College passes us by so fast, filled with immense amounts of reading, research papers, meeting new friends, attending parties and clubs, and silly homework assignments to pass the time. Four years sounds like a long time in theory, but when enveloped in the bulk of semesters it passes by in the blink of an eye. Semesters start and flow by easily, until suddenly we are pulling all-nighters to study, and stressing to get our finals in on time. 

It is so easy to forget to take the time to reflect on all that you are learning as the years pass by. Your time at college is imperative to your growth as a human being. We learn how to navigate through the world, through friendships, and how to survive in our job fields.

Many of us have fought through seasonal depression, anxiety, mental health struggles, lack of time management skills that slowly developed into actually having some, and what the hell to do about stress. Not to mention the added navigation of true friendship and the occasional heartbreaks.   
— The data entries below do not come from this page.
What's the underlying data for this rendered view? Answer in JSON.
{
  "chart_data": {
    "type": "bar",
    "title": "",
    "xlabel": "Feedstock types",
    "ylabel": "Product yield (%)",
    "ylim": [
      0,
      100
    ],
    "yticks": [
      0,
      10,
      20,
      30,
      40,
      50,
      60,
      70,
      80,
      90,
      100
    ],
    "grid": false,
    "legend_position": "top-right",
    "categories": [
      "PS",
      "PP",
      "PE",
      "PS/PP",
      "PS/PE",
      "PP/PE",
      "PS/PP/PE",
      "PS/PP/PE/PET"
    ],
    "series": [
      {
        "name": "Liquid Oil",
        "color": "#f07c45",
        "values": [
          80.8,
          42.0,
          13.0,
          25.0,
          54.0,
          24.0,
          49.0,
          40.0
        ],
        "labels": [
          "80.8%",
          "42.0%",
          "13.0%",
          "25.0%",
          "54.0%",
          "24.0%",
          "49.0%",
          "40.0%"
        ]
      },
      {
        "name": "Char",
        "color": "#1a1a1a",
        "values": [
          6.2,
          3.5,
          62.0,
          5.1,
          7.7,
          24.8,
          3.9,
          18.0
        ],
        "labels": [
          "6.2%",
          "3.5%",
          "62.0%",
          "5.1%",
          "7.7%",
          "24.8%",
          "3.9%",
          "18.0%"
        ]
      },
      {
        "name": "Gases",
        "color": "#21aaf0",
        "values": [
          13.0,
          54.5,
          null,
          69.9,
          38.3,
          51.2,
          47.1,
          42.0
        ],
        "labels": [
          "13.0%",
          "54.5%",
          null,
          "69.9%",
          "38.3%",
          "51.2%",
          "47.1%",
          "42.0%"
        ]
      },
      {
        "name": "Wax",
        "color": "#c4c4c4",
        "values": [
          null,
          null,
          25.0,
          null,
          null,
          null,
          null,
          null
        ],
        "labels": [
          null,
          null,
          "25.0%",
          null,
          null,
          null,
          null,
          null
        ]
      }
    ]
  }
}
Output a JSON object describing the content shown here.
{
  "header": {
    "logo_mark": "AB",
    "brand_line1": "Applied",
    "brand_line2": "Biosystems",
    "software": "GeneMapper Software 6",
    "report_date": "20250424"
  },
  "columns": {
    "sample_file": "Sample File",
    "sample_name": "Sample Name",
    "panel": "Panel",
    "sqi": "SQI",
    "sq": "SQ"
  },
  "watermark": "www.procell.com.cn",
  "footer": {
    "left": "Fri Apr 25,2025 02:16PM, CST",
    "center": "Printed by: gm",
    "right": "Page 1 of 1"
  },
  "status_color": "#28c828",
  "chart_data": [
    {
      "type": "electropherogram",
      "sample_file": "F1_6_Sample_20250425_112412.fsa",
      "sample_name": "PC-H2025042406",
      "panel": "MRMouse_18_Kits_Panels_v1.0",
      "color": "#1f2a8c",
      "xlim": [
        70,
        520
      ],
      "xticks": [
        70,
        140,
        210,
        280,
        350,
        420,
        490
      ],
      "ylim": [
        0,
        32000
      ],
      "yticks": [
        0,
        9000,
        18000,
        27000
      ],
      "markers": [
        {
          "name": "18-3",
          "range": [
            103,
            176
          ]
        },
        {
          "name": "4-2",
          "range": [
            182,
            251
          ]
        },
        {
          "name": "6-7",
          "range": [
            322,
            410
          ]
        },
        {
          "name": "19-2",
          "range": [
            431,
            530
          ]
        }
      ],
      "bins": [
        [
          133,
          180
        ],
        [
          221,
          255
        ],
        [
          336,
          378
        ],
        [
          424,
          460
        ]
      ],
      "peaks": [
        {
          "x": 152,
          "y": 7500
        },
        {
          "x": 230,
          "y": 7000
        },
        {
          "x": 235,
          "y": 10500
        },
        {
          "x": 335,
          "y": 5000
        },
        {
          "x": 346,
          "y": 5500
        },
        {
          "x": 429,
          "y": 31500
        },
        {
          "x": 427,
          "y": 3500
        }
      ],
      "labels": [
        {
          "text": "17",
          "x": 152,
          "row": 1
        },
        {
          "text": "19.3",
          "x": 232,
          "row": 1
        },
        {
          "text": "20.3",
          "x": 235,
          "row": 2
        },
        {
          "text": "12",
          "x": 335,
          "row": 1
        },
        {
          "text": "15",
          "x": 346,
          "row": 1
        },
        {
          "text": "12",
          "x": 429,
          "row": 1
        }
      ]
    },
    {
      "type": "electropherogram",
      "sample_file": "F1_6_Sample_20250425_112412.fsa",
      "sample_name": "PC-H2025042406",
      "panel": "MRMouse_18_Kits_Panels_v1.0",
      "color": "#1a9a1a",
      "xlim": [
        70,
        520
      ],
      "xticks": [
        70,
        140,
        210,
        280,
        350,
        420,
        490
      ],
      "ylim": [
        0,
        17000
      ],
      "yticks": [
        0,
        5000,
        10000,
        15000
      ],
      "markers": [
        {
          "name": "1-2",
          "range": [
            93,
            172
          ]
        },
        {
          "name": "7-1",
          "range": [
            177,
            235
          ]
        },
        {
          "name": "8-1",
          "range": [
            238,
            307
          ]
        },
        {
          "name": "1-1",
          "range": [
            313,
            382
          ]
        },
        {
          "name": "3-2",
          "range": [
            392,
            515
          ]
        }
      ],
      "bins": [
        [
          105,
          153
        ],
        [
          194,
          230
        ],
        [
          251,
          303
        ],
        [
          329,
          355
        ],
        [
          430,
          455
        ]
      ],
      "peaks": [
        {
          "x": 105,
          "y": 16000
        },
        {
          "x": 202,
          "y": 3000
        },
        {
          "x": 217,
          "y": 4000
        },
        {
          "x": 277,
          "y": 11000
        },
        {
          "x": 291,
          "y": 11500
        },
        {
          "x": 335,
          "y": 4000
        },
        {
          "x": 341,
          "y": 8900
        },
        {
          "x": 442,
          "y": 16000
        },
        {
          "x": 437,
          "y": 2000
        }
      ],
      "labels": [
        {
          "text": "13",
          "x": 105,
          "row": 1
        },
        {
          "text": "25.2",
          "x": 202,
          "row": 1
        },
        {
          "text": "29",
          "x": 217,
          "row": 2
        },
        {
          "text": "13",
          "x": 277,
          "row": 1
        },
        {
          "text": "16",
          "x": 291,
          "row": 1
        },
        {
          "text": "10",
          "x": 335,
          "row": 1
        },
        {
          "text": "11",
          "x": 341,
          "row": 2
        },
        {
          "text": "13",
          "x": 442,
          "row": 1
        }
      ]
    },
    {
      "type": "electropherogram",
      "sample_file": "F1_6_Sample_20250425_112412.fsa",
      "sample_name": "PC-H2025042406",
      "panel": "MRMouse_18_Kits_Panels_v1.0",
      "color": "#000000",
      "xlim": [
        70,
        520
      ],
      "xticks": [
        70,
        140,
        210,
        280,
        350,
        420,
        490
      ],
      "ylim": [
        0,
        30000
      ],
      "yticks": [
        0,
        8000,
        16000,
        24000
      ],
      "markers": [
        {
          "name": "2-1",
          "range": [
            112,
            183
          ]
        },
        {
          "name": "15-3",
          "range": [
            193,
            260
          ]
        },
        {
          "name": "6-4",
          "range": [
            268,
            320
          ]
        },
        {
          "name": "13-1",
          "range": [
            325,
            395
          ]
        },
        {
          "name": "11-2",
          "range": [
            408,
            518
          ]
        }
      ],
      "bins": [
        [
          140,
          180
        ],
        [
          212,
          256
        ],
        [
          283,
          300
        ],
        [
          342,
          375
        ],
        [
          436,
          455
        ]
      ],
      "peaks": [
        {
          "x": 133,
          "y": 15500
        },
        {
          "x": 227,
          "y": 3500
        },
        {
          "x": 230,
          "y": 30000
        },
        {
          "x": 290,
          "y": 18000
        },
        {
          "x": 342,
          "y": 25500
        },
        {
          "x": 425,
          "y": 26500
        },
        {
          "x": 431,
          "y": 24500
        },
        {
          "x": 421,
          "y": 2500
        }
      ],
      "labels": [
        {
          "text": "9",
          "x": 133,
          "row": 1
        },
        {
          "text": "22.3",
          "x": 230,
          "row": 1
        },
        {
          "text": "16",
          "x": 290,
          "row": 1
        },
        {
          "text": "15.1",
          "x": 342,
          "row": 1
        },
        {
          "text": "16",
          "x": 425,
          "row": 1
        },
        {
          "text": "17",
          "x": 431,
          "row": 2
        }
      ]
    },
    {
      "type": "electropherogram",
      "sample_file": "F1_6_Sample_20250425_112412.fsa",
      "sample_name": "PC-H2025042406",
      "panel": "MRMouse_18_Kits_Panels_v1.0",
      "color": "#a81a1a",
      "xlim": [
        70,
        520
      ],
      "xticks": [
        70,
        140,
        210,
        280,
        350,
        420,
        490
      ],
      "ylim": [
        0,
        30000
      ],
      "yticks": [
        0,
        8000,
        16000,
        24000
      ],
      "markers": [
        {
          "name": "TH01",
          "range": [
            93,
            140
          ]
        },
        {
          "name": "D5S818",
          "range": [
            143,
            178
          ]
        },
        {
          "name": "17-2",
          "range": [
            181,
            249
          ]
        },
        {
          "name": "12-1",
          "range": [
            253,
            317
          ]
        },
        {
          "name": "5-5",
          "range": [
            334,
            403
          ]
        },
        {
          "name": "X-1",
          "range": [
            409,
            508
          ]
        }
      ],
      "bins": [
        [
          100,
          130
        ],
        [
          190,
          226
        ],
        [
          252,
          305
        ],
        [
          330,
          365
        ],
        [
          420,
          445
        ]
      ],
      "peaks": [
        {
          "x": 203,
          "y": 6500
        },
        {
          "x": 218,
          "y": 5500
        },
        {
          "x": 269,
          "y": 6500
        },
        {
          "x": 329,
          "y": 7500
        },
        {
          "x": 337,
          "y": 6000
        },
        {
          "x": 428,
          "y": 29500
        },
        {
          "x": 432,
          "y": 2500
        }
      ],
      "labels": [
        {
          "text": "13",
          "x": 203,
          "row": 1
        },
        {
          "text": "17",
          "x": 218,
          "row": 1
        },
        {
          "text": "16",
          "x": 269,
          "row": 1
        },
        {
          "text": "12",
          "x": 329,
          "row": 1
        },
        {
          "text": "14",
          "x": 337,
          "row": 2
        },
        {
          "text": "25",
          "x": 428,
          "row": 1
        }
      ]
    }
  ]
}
So, as we reach the end of our college years, do your best to take time to remember all that these four years did for you. Recount your struggles and remember the good times you had in class, with the best and worst of professors you met and learned from, and all the memories you made with your friends, roommates, and even enemies. Every interaction, every internship, every conversation has changed you. From hardships to happy moments, they have shaped you into who you are today. 

Simply put, college isn’t always the easiest, but whether you’ve made it or are in the process of making it, you’ve put in the work, growing along the way. That in itself is prideworthy. To all the journeys to be endured after this, I bid you good luck. Apply for your master’s, start that job, take that leap, and push yourself to do great things. Get out of your comfort zone, allow rejection to be your lesson, and continue to learn and grow in all that you do– but always remember to count your blessings and appreciate the growth that’s gotten you to where you are. As you reach graduation, reflect on it all and be proud of who you are. I am so proud of myself, and I am so proud of you.